Al met al: het streven naar een energieneutrale gebouwde omgeving is vooral omgeven met een wereld van geloof en goede bedoelingen. In feite zegt de overheid: als we de burger maar duidelijk maken hoe belangrijk is, dan zal hij zijn huis heus wel energieneutraal maken. Het is toch zo belangrijk? De systeemwereld van het departement wordt hier te zeer bepaald door de leefwereld van de eigen ambtenaar. Maar de meerderheid van de bevolking is geen beleidsmedewerker op een departement.

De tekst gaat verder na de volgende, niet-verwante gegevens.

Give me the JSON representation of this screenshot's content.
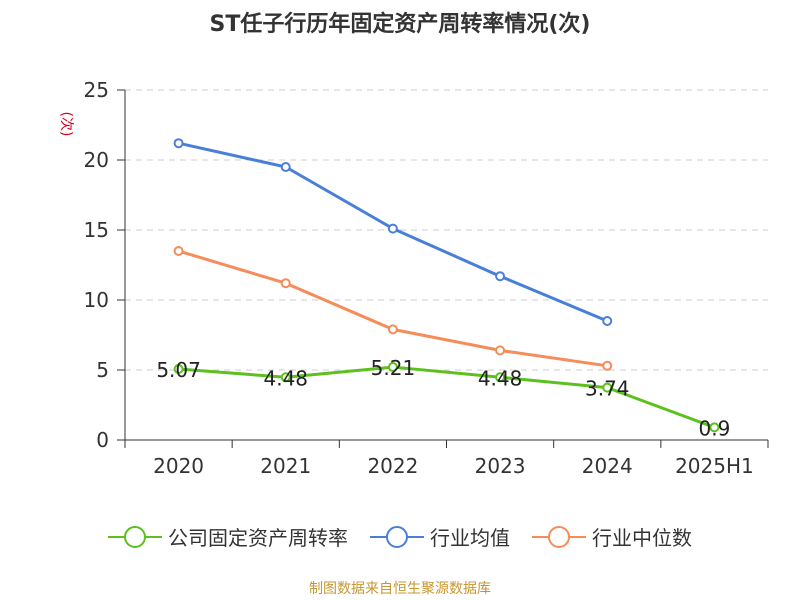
{
  "chart_data": {
    "type": "line",
    "title": "ST任子行历年固定资产周转率情况(次)",
    "ylabel": "(次)",
    "xlabel": "",
    "categories": [
      "2020",
      "2021",
      "2022",
      "2023",
      "2024",
      "2025H1"
    ],
    "ylim": [
      0,
      25
    ],
    "yticks": [
      0,
      5,
      10,
      15,
      20,
      25
    ],
    "grid": true,
    "legend_position": "bottom",
    "series": [
      {
        "name": "公司固定资产周转率",
        "color": "#5cc01f",
        "values": [
          5.07,
          4.48,
          5.21,
          4.48,
          3.74,
          0.9
        ],
        "labels": [
          "5.07",
          "4.48",
          "5.21",
          "4.48",
          "3.74",
          "0.9"
        ]
      },
      {
        "name": "行业均值",
        "color": "#4a7fd9",
        "values": [
          21.2,
          19.5,
          15.1,
          11.7,
          8.5,
          null
        ]
      },
      {
        "name": "行业中位数",
        "color": "#f58c5a",
        "values": [
          13.5,
          11.2,
          7.9,
          6.4,
          5.3,
          null
        ]
      }
    ],
    "source": "制图数据来自恒生聚源数据库"
  }
}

Enerzijds is het daarmee een voorzichtig en bijna vriendelijk beleid. Anderzijds toont de overheid zich hier van een hautaine kant. Hij meent te weten welke prioriteiten burgers zouden moeten stellen. Het is de vraag of de tegenwoordige burger van dat soort gedachten gediend is. Ik kom daarmee toe aan een volgende conclusie. Er zijn voldoende middelen om te komen tot een energieneutrale gebouwde omgeving. Zelfs op afzienbare termijn. Maar de governance deugt niet. 
.
.
Naar een andere governance
Het is een kwestie van politiek: of men wil inzetten op een energieneutraal gebouwde omgeving op afzienbare termijn of men wil het niet. Over die keuze laat ik me hier niet uit. Maar als men voor het eerste kiest kan de overheid niet volstaan met achterover leunen. Er moet een doel worden gesteld (een stip op de horizon) en dat doel moet langs twee lijnen worden bereikt. Ten eerste niet door te verleiden, maar door te duwen. De eisen zullen langzaam moeten worden aangescherpt. En als die eisen niet worden gehaald, moeten er sancties komen. Ten tweede moeten experimenten ruimhartig worden aangemoedigd en moet tevens van die experimenten worden geleerd. In dat licht is het goed om een vergelijking te maken met de nieuwbouw. Daar zijn doelen gesteld (en het doet niet terzake dat het ‘eindjaar’ een paar jaar naar achteren is verschoven). BENG geldt voor 31-12-2000. Zo weet iedereen waar hij op termijn aan toe is. Bovendien zijn de normen gaandeweg aangescherpt. Daarnaast wordt ruimschoots geëxperimenteerd (en bestaan er helaas wel klachten in het veld over de bereidheid van de overheid om van die experimenten te leren). Dus: stip op de horizon, experimenteren en leren en geleidelijk aanscherpen van de normen (duwen). In feite wordt iedereen daar op termijn tot energieneutraliteit verplicht. In dat opzicht ligt de lat in de gebouwde omgeving hoger dan bij de nieuwbouw. Voor een nieuwbouwwoning kan een vergunning worden geweigerd. En zo kan de bouwer en de nieuwe eigenaar tot energieneutraliteit worden verplicht. Zo eenvoudig ligt het niet voor de bestaande bouw. Je kan de normen daar wel wettelijk verhogen, maar het is veel ingewikkelder om het aanscherpen van normen vervolgens ook te handhaven.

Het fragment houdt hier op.